Malaysia's Electoral Commission announced Sunday evening the ruling Barisan Nasional (National Front) coalition had secured the parliamentary seats needed to retain government.

With a record 80-percent voter turnout this week's opinion polls showed strong support for former Deputy Prime Minister Anwar Ibrahim's three-party opposition alliance.

A survey released on Friday by the Merkeda Center for Opinion Research showed the opposition just 1 percentage point ahead of incumbent Prime Minister Najib Razak's long ruling ethnic-Malay Barisan regime.

The party has held power for decades, but anger rose across the country in recent days over controversial policies favoring Malays, as well as authoritarian tactics and corruption.

More than 10.6 million of the 13.3 million eligible voters cast their vote for 222 parliamentary seats and 505 state seats, in what was the first postcolonial election in which the incumbent National Front coalition (Barisan Nasional) has faced a genuine challenge, deputy elections commissioner Ahmad Omar said.

Warnings of voter fraud

Earlier the opposition had alleged several irregularities in the vote including a charge that tens of thousands of "dubious" voters were flown to key constituencies to sway results.

According to election commission chief Abdul Aziz Yusof, however, it is not an offense to pay for the electorate's travel expenses of voters, so long as citizens are not instructed which way to vote.

The secretary of the National Front, Adnan Mansor, admitted that its allies had organized chartered flights, but said they were not so-called unregistered "phantom voters.”
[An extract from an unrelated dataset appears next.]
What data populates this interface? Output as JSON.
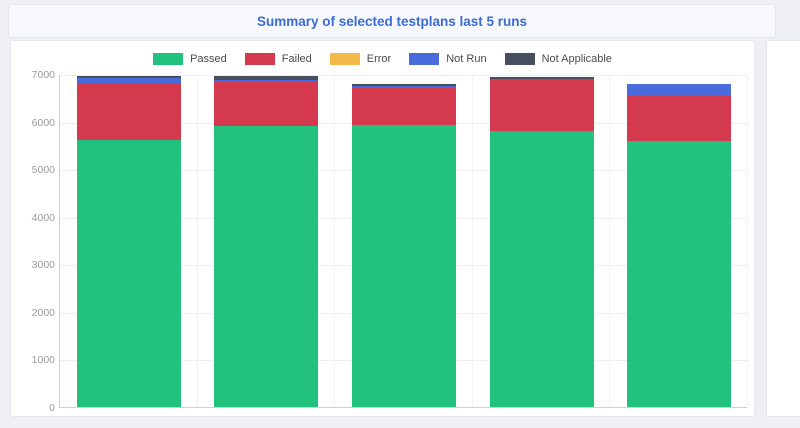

He countered that the opposition had chartered buses to transport voters back from Singapore, and that election monitor group the Coalition for Free and Fair Elections "has paid for Malaysians to fly back from Shanghai and Hong Kong."

Some online media outlets are worried they will be targeted in Internet attacks that filter content or access to websites, hindering voter access to independent reporting. Most traditional media is owned by interests linked to Barisan Nasional.

"During the 2008 election, we were wiped off the Internet," said Premesh Chandran, chief of the independent online news provider Malaysiakini.

"Our concern is that we'll see a repeat of that on May 5. Can we really live without independent media on election night, given that both sides might not accept the result?"